Saturday, October 17, 2015

Inherent and Circumstantial Destiny

In class on Thursday we discussed different elements of fate and destiny in The Hobbit.  One thing that came up is how Tolkien presents destiny as being simultaneously inherent and circumstantial.  Bilbo was destined to go on this journey with the Dwarves.  His destiny was due in part to his Tookishness.  The Took part of him compelled him to go.  This part was his inherent destiny.  The circumstantial part is that fact that Gandalf named him the group's burglar.  He placed that on Bilbo, and Bilbo had to live up to it.  In this, Bilbo's destiny is both in and out of his control.  He was destined to go an adventure like this (the Tookish part of him would never let him stay in the Shire his entire life), and yet it was up to him how it would play out.  We see this also with Thorin.  According to his lineage, he was destined to be king under the mountain.  But because of his circumstances and choices, his reign was very short lived.
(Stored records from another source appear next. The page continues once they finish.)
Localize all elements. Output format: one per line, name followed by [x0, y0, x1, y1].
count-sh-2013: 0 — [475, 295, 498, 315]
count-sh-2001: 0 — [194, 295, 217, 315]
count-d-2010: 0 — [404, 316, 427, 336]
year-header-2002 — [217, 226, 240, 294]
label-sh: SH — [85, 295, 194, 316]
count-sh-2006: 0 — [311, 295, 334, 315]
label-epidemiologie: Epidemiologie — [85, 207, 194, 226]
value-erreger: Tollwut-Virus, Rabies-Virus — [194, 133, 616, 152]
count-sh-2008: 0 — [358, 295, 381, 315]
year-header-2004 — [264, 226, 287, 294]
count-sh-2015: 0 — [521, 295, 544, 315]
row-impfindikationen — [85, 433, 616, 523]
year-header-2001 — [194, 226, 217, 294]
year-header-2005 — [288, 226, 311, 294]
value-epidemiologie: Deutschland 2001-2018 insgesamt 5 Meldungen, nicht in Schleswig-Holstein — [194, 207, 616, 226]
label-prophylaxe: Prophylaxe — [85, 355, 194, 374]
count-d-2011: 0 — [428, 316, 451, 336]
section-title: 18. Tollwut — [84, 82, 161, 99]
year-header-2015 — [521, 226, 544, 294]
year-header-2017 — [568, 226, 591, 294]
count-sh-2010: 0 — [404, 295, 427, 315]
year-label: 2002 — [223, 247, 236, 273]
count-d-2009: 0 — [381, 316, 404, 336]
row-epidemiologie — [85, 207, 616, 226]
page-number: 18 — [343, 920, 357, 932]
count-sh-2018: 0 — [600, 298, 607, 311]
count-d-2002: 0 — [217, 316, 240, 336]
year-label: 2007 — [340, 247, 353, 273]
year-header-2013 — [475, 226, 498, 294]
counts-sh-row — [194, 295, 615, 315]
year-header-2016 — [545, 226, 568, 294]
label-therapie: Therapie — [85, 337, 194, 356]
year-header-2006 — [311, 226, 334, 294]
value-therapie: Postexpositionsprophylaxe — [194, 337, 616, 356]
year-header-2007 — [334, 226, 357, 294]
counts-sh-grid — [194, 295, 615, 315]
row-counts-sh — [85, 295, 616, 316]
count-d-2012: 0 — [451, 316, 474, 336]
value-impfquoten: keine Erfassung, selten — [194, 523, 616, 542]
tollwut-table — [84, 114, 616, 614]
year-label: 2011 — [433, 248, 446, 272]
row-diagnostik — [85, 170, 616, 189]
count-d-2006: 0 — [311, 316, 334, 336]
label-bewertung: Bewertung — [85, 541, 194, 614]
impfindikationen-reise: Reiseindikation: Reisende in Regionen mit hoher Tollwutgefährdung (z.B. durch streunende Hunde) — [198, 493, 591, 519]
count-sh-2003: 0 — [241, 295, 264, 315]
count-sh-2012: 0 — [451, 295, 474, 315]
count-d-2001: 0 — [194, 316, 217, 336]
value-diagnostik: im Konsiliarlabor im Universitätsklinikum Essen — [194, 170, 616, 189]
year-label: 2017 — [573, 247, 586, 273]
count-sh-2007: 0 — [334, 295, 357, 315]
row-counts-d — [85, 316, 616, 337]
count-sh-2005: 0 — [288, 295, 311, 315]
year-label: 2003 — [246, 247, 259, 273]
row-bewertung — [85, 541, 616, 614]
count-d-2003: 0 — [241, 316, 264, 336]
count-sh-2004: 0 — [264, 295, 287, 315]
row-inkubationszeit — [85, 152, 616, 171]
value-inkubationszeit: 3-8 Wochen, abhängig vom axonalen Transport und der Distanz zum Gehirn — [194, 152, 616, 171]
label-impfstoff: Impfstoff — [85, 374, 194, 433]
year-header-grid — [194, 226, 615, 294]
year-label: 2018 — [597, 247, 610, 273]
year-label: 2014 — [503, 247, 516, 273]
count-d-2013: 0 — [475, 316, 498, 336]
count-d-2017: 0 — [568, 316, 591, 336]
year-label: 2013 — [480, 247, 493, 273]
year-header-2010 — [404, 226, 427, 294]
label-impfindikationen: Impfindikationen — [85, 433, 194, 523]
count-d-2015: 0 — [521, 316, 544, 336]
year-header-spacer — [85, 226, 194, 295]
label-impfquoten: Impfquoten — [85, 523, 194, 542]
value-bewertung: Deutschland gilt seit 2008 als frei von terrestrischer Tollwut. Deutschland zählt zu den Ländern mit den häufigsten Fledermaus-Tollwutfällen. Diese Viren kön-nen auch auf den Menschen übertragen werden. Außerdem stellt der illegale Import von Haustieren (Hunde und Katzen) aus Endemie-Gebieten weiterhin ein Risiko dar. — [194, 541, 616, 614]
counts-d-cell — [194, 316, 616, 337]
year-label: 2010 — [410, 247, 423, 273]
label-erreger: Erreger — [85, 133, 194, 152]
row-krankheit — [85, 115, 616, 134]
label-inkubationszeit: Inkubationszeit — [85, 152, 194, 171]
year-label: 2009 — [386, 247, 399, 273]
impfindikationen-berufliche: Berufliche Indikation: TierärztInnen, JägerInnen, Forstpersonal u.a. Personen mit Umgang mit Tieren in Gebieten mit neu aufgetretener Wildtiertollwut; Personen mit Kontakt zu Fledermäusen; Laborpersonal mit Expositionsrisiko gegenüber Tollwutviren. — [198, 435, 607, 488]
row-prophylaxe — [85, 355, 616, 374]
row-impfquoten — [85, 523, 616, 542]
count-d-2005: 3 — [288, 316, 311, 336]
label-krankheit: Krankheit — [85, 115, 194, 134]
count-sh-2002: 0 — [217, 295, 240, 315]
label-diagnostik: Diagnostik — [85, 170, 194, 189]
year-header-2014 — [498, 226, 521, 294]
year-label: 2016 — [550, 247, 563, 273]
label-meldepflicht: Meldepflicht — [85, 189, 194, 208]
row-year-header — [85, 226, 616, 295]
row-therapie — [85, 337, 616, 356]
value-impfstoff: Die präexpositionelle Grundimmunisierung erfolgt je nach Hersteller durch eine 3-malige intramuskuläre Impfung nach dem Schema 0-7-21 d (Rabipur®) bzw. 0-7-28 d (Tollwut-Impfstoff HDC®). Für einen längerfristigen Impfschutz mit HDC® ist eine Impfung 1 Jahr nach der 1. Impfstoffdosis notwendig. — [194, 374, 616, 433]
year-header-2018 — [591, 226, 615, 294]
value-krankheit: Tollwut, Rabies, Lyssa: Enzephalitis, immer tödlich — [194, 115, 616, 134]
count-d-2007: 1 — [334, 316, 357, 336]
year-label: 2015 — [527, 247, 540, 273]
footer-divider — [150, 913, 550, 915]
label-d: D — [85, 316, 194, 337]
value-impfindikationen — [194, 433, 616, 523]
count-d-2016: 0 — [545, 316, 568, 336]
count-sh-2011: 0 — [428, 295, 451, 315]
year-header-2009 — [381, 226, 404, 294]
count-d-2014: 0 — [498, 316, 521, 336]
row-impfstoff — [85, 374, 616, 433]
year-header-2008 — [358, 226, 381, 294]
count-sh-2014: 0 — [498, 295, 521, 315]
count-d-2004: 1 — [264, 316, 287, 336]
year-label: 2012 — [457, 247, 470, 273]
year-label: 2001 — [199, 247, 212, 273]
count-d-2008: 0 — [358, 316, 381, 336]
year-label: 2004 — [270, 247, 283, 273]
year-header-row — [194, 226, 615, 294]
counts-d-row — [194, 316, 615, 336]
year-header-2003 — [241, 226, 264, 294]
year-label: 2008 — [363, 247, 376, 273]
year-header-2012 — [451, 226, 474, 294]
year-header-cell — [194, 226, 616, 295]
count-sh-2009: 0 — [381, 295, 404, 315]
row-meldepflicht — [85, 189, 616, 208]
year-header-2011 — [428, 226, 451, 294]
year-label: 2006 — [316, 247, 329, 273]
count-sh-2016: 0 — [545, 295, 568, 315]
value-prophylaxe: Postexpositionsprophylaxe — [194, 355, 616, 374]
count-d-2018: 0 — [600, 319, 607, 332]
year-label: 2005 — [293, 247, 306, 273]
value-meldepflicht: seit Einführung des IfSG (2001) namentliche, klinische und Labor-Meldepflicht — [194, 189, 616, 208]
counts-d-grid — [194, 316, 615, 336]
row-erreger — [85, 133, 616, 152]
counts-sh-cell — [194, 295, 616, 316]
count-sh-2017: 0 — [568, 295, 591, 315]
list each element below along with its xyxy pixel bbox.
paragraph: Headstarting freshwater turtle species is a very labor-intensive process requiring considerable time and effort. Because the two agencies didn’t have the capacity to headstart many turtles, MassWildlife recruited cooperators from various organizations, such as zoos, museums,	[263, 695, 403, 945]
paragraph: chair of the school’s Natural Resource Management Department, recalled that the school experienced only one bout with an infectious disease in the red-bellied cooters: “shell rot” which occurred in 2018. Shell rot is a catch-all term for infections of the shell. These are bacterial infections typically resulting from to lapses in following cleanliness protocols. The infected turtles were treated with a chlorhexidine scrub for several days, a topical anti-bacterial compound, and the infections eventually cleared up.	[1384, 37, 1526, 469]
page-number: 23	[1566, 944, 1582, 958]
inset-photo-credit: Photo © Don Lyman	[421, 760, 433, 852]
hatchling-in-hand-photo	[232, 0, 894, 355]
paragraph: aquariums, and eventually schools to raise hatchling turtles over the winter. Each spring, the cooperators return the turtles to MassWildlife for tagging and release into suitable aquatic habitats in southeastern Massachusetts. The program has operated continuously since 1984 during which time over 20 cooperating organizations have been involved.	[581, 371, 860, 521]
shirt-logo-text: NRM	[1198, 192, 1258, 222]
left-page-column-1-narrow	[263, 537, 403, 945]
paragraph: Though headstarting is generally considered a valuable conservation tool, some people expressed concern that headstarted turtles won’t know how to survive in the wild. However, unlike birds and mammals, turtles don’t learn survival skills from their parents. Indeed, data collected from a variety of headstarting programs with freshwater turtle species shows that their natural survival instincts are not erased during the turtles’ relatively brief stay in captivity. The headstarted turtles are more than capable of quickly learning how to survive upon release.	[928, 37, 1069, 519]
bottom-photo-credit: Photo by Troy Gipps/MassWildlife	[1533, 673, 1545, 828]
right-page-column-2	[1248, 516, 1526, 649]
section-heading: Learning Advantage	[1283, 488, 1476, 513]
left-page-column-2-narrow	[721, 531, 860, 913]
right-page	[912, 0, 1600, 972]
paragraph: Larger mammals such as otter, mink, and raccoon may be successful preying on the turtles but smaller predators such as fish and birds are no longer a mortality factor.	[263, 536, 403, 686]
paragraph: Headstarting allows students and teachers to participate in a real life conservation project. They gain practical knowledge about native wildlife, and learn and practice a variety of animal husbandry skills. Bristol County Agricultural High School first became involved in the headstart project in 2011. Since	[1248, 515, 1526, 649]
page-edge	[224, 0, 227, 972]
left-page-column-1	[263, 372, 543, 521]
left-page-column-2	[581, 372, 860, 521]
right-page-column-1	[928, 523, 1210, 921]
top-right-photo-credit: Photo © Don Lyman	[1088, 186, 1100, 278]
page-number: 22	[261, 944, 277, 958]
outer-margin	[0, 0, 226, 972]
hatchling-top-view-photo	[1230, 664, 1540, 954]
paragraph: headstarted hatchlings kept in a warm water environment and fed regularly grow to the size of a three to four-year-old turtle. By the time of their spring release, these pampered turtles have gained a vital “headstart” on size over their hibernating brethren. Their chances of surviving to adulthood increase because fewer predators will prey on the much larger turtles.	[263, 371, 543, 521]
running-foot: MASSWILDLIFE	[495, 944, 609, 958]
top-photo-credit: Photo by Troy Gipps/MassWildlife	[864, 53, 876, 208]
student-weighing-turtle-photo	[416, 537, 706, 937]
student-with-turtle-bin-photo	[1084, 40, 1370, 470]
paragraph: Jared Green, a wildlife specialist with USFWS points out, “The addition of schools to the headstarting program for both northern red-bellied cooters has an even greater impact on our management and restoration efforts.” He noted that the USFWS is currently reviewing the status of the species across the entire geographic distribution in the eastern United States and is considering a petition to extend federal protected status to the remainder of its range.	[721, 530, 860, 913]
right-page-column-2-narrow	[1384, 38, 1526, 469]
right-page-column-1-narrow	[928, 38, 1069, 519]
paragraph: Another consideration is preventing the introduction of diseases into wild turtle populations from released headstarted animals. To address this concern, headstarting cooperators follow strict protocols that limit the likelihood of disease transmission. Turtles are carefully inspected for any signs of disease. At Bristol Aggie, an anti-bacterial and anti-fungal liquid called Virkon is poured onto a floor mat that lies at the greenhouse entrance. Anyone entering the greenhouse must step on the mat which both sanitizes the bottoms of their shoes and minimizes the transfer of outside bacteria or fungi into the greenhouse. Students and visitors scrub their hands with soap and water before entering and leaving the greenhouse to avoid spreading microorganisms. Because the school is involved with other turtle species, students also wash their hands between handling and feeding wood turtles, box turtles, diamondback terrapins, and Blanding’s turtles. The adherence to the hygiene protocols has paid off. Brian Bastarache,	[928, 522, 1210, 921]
This is easy to see in Tolkien's other works as well.  Aragorn was destined to be the king of Gondor, but the War of the Ring temporarily prevented him inheriting the kingdom.  Had he decided to take the throne anyway, he may have been faced with another war between himself and Denethor.  His circumstances caused him to wait longer, and as a result he was able to reign longer and more successfully.  Can you think of other examples in Tolkien's sub-creation in which a character's destiny is both inherent and circumstantial?   If their circumstances had been different, do you think they still would have fulfilled their destiny?  How would the fulfillment of their destiny look different?

1 comment:

Oromë said...

The idea that fate is both inherent and circumstantial is an important theme in Tolkien's works for a variety of reasons, but I think the most important reason is because the circumstantial aspect of fate gives the characters the ability to choose how to realize their own destiny. Fate is not an unavoidable end, but rather the culmination of various choices that bring about a certain outcome. This entire discussion made me think of a quote I really enjoyed from the final chapter of The Hobbit, where Gandalf tells Bilbo, "Surely you don't disbelieve the prophecies because you had a hand in bringing them about yourself?" For Tolkien, fate does not determine a person's life, but rather a person's life and choices determine fate.